Equity, Access, and Rigor Can and Should Co-Exist

One of the arguments made by faculty who are dubious of equity promoting pedagogies, such as increasing low stakes assessment, is that they compromise course rigor.  Not only can rigor be maintained while engaging in equity-promoting pedagogical and curricular practices, it should be maintained.  

Decades of research point to the phenomenon of Desirable Difficulty, which shows that the very act of completing challenging assignments and assessments improves learning (Bjork, 1994; Marsh & Butler, 2014).  Furthermore, students are negatively impacted by low expectations, both by the effect it has in the efforts put in by instructors themselves, but also in the message it communicates to students that they are not capable of challenging work (Rattan et al., 2012).  In fact, because teacher expectations are often formed well in advance of their experiences of student performance and are often predicated on characteristics such as race, ethnicity and socioeconomic status, they are also a significant contributor to equity gaps in course level performance (McKown & Weinstein, 2008).  To borrow and extend a famous quote “the soft bigotry of low expectations” isn’t so soft.

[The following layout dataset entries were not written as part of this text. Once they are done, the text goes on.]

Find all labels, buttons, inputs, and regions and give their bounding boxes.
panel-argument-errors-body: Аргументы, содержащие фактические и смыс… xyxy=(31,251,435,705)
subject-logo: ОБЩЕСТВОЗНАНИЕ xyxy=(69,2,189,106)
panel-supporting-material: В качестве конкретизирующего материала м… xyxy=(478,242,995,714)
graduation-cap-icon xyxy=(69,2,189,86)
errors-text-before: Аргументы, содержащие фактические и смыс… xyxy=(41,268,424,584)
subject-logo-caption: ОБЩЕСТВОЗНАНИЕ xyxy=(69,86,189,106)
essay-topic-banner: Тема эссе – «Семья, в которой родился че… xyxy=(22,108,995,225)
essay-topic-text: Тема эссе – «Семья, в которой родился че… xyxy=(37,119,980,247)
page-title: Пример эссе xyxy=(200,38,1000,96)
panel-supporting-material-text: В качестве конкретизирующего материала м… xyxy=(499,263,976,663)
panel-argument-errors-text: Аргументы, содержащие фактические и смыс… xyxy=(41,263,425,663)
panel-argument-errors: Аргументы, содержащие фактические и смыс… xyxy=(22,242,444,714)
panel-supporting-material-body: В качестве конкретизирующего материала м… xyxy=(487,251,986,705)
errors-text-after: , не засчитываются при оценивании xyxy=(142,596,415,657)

  1. Have high expectations of student performance, and do your best to maintain these high expectations uniformly for all students

Articulate these high expectations at the start of a course and before major assessments.

  1. Make it clear to students why challenging and difficult work is good for their learning.

Too often students assume that faculty simply “like” the idea of a difficult class or revel in the suffering of their students.

  1. And finally, if we are to have high expectations for our students and present them with challenging work, then we must also make sure we are giving them the support they need to be successful

Good teaching isn’t simply the considered presentation of information for inquisitive minds, regardless of how curated it may be.  Teaching means figuring out how to engage our students and determining which of our actions is leading to demonstrable learning.

NOTE: One question I ask of faculty who are concerned about increasing low stakes assessment while maintaining rigor is "what do you mean by rigor?" This is a fundamental question that often goes unexplored. I then provide an example. If you take the midterm you currently give and simply split it in two, so that you now have two “lower stake” midterms instead of one, and no other changes to questions of any kind, have you reduced rigor in any meaningful way? If students still have to demonstrate the same knowledge to get the same correct answers, but now in a context that has reduced the impact of that single midterm, has rigor been meaningfully reduced? If the answer is yes because students had to study less for a midterm half as long, I would argue that such a definition of rigor is a rather superficial one.

Supporting Literature

Bjork, R.A. (1994). Institutional Impediments to Effective Training. In D Druckman and R. A. Bjork (Eds.), Learning, Remembering, Believing: Enhancing Individual and Team Performance.(pp. 295-306). National Academy Press.

Marsh, E. J., & Butler, A. C. (2014). Memory in educational settings. In D. Reisberg (Ed.) Oxford Handbook of Cognitive Psychology, 299–317.

McKown, C., & Weinstein, R. S. (2008). Teacher expectations, classroom climate, and the achievement gap. Journal of School Psychology, 46(3), 235-261.

Rattan, A., Good, C., & Dweck, C. S. (2012). “It’s ok—Not everyone can be good at math”: Instructors with an entity theory comfort (and demotivate) students. Journal of Experimental Social Psychology, 48(3), 731-737.